2017-12-22 | Chris Junchi Li：Stochastic Approximation for Feature Extraction: Nonconvex Optimization, Online Updating, and Diffusion Approximation
Statistical dimension-reduction and feature-extraction procedures such as Principal Component Analysis (PCA), Independent Component Analysis (ICA), Partial Least Squares (PLS) and Canonical Correlation Analysis (CCA) present significant computational challenges with large-scale data. Online algorithms that updates the estimator by processing streaming data on-the-fly are of tremendous practical and theoretical interests. In this talk, we formulate these statistical procedures as optimization problem with nonconvex statistical structures, and view these online algorithm as a stochastic approximation method for these nonconvex statistical optimization problem. Using standard tools in martingale theory, we for the first time obtain the finite-sample error bound of O( \sqrt(d/N) ). We prove that (i) for PCA, such bound is known to closely match the minimax information lower bound for PCA (L. et al., 2015 Mathematical Programming; L. et al., 2017 NIPS); (ii) for (tensor formulation of) ICA, such bound is consistent with the computational lower bound for spiked tensor model (L., Wang & Liu, 2016 NIPS; L. et al., 2017; Wang, Yang, L. & Liu, 2016); (iii) for PLS and CCA, we propose novel SGD variants that has desirable properties. Time permitting, we further brief the recent progresses on the diffusion approximation methods for generic first-order algorithms. We show that in the continuous-time framework, first-order stochastic gradient method (Hu & L., 2017+) as well as stochastic heavy-ball method (Hu, L. & Su, 2017+) fastly avoid all saddle points within a time complexity that is inverse proportional to the stepsize.
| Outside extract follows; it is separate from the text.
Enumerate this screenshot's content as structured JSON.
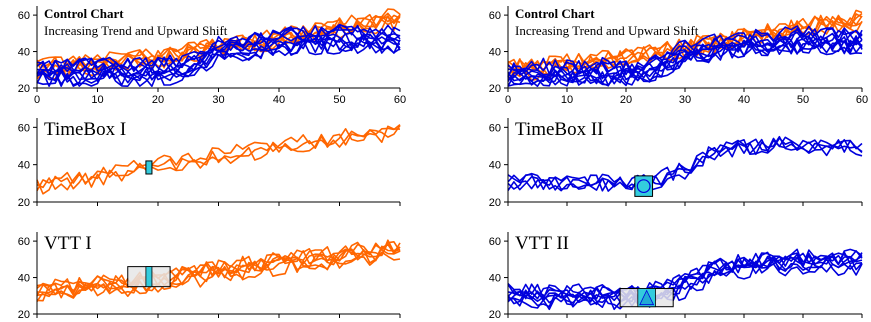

Dr. Junchi Li obtained his B.S. in Mathematics and Applied Mathematics at Peking University in 2009, and his Ph.D. in Mathematics at Duke University in 2014. He has since held several research positions, including the role of visiting postdoctoral research associate at Department of Operations Research and Financial Engineering, Princeton University. His research interests include statistical machine learning and optimization, scalable online algorithms for big data analytics, and stochastic dynamics on graphs and social networks. He has published research articles in both top optimization journals and top machine learning conferences, including an oral presentation paper (1.23%) at NIPS 2017.